Je joins à cela deux petites réflexions seulement. L’une est, qu’Antoinette Bourignon n’a pas dû croire qu’elle ressusciterait ; car, selon ses principes, la matière crasse, qui a été jointe depuis le péché au corps de l’homme, et qui pourit dans le tombeau, ne ressuscitera point[2], et la résurrection n’est autre chose que le rétablissement de l’homme dans son état d’innocence : état où, selon les belles révélations de cette Antoinette, il n’y avait point de femmes. On condamna autrefois[3] à Paris un hérétique nommé Amaulri, qui soutenait entre autres erreurs, qu’à la fin du monde, les deux sexes seront réunis ensemble dans une même personne, et que cette réunion avait commencé en Jésus-Christ ; et que si l’homme était demeuré dans l’état où Dieu l’avait produit, il n’y aurait eu nulle distinction de sexes[4]. Faber d’Étaples a cru que, dans l’état d’innocence, Adam aurait engendré de lui-même son semblable, sans l’aide d’aucune femme [5]. La Bourignon n’a donc pas été la première qui ait enseigné ces choses ; mais elle y a mis beaucoup du sien, comme vous diriez cette perpétuelle propagation, qui se fera, dit-elle, dans le paradis, de la manière que les hommes auraient multiplié sur la terre s’ils avaient conservé leur innocence. Que dirai-je de Paracelse, qui croyait que les parties nécessaires à la génération ne se trouvaient point dans nos premiers pères avant qu’ils péchassent ; mais qu’après qu’ils eurent péché, elles sortirent comme une excroissance ou comme les écrouelles viennent à la gorge ? Negabat primos parentes ante lapsum habuisse partes generationi hominis necessarias, posteà accessisse ut strumam gutturi [6]. Ma seconde réflexion est que cette femme attribue à Jésus-Christ né d’Adam toutes les apparitions de Dieu desquelles le Vieux Testament a parlé, et qu’elle croit que quand il voulut se revestir de la corruption de nostre chair et de nostre sang dans les entrailles de la sainte Vierge, il y renferma son corps, soit en le réduisant à la petitesse qu’il avoit lors de sa première conception ou naissance, soit d’une autre manière inconcevable à nostre raison grossière[7].

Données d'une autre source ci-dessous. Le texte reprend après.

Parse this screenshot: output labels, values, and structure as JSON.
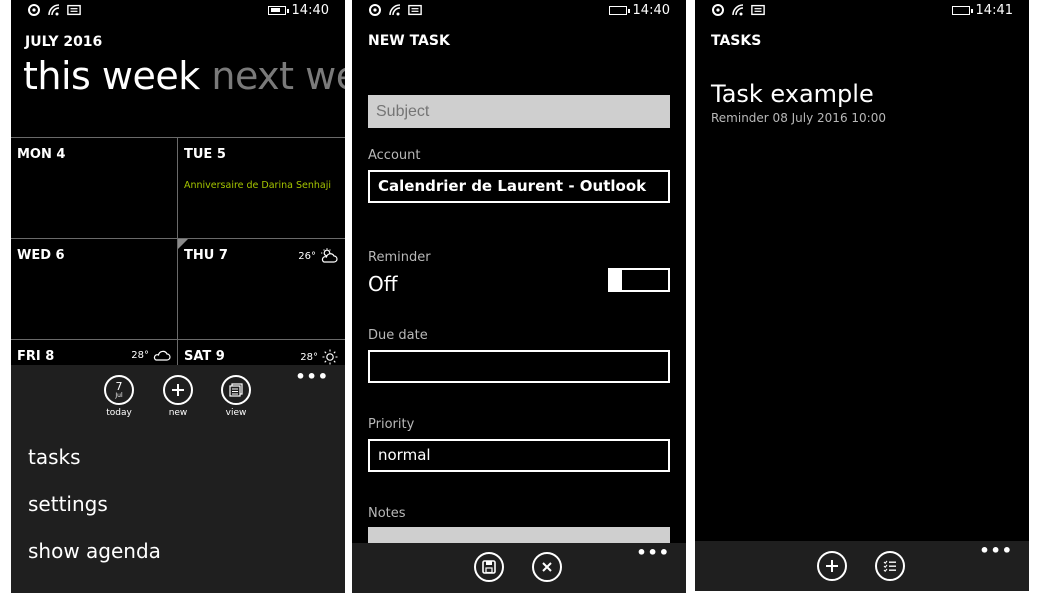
{
  "panel1": {
    "status": {
      "time": "14:40"
    },
    "month": "JULY 2016",
    "pivot": {
      "active": "this week",
      "inactive": "next wee"
    },
    "days": [
      {
        "label": "MON 4"
      },
      {
        "label": "TUE 5",
        "event": "Anniversaire de Darina Senhaji"
      },
      {
        "label": "WED 6"
      },
      {
        "label": "THU 7",
        "temp": "26°",
        "weather_icon": "partly-sunny-icon"
      },
      {
        "label": "FRI 8",
        "temp": "28°",
        "weather_icon": "cloud-icon"
      },
      {
        "label": "SAT 9",
        "temp": "28°",
        "weather_icon": "sun-icon"
      }
    ],
    "appbar": {
      "dots": "•••",
      "today_day": "7",
      "today_month": "Jul",
      "today_label": "today",
      "new_label": "new",
      "view_label": "view"
    },
    "menu": [
      "tasks",
      "settings",
      "show agenda"
    ]
  },
  "panel2": {
    "status": {
      "time": "14:40"
    },
    "title": "NEW TASK",
    "subject_placeholder": "Subject",
    "account_label": "Account",
    "account_value": "Calendrier de Laurent - Outlook",
    "reminder_label": "Reminder",
    "reminder_value": "Off",
    "due_label": "Due date",
    "due_value": "",
    "priority_label": "Priority",
    "priority_value": "normal",
    "notes_label": "Notes",
    "dots": "•••"
  },
  "panel3": {
    "status": {
      "time": "14:41"
    },
    "title": "TASKS",
    "task": {
      "title": "Task example",
      "reminder": "Reminder 08 July 2016 10:00"
    },
    "dots": "•••"
  }
}
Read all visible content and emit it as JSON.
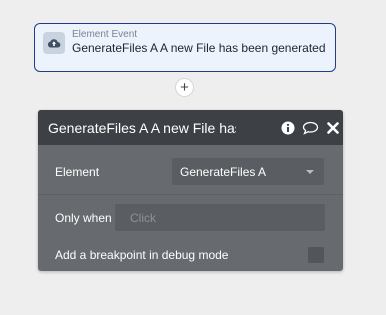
{
  "event": {
    "kicker": "Element Event",
    "name": "GenerateFiles A A new File has been generated",
    "icon": "cloud-upload-icon"
  },
  "add_action": {
    "label": "+",
    "icon": "plus-icon"
  },
  "panel": {
    "title": "GenerateFiles A A new File has b",
    "header_icons": [
      "info-icon",
      "comment-icon",
      "close-icon"
    ],
    "element_label": "Element",
    "element_value": "GenerateFiles A",
    "only_when_label": "Only when",
    "only_when_placeholder": "Click",
    "only_when_value": "",
    "debug_label": "Add a breakpoint in debug mode",
    "debug_checked": false
  },
  "colors": {
    "page_background": "#eeeeee",
    "event_card_background": "#edf3fd",
    "event_card_border": "#1f3d8c",
    "panel_header": "#3d4045",
    "panel_body": "#676a6f",
    "field_background": "#5a5d62"
  }
}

Ces deux réflexions, qui suffisaient dans la première édition de cet ouvrage, ne suffisent pas dans la seconde ; car il s’est trouvé des gens si bourrus, qu’ils ont dit que mon article d’Adam contenait des obscénités insupportables. Il faut leur répondre qu’ils font trop les délicats et les scrupuleux, et qu’ils ignorent les droits de l’histoire. Ceux qui font la vie d’un méchant homme, peuvent et doivent représenter en général les dérèglemens de son impudicité ; et, quelque choix qu’ils fassent des termes, ils rapporteront toujours nécessairement des choses impures et qui salissent l’imagination. Cela est inévitable. Tout ce qu’ils peuvent éviter, c’est le détail et les phrases trop grossières. Or, c’est ce que j’ai évité. Ceux qui font l’histoire des sectes dont les dogmes ou les actions ont été impures, se trouvent dans la même nécessité. Les plus grands scrupules de style ne pourront jamais empêcher qu’ils ne présentent des images sales et obscènes à leurs lecteurs. Ce qui me justifie ici en particulier, est que je rapporte des absurdités qui sont contenues dans un livre qui se vend publiquement. Outre cela, j’ai pour moi l’exemple des anciens pères qui ont inséré dans leurs ouvrages les plus affreuses impuretés des hérétiques.

(H) Les narrations romanesques de Jacques Sadeur. ] C’est une prétendue relation de certains peuples herma-

  1. Là même.
  2. Préface du Nouveau ciel.
  3. Au commencement du XIIIe. siècle.
  4. Prateoli Elench. Hæret. voce Almaricus ; et Defensio Relationis de Ant. Burigu. in Act. erudit. Lipsiens. insertæ, pag. 150.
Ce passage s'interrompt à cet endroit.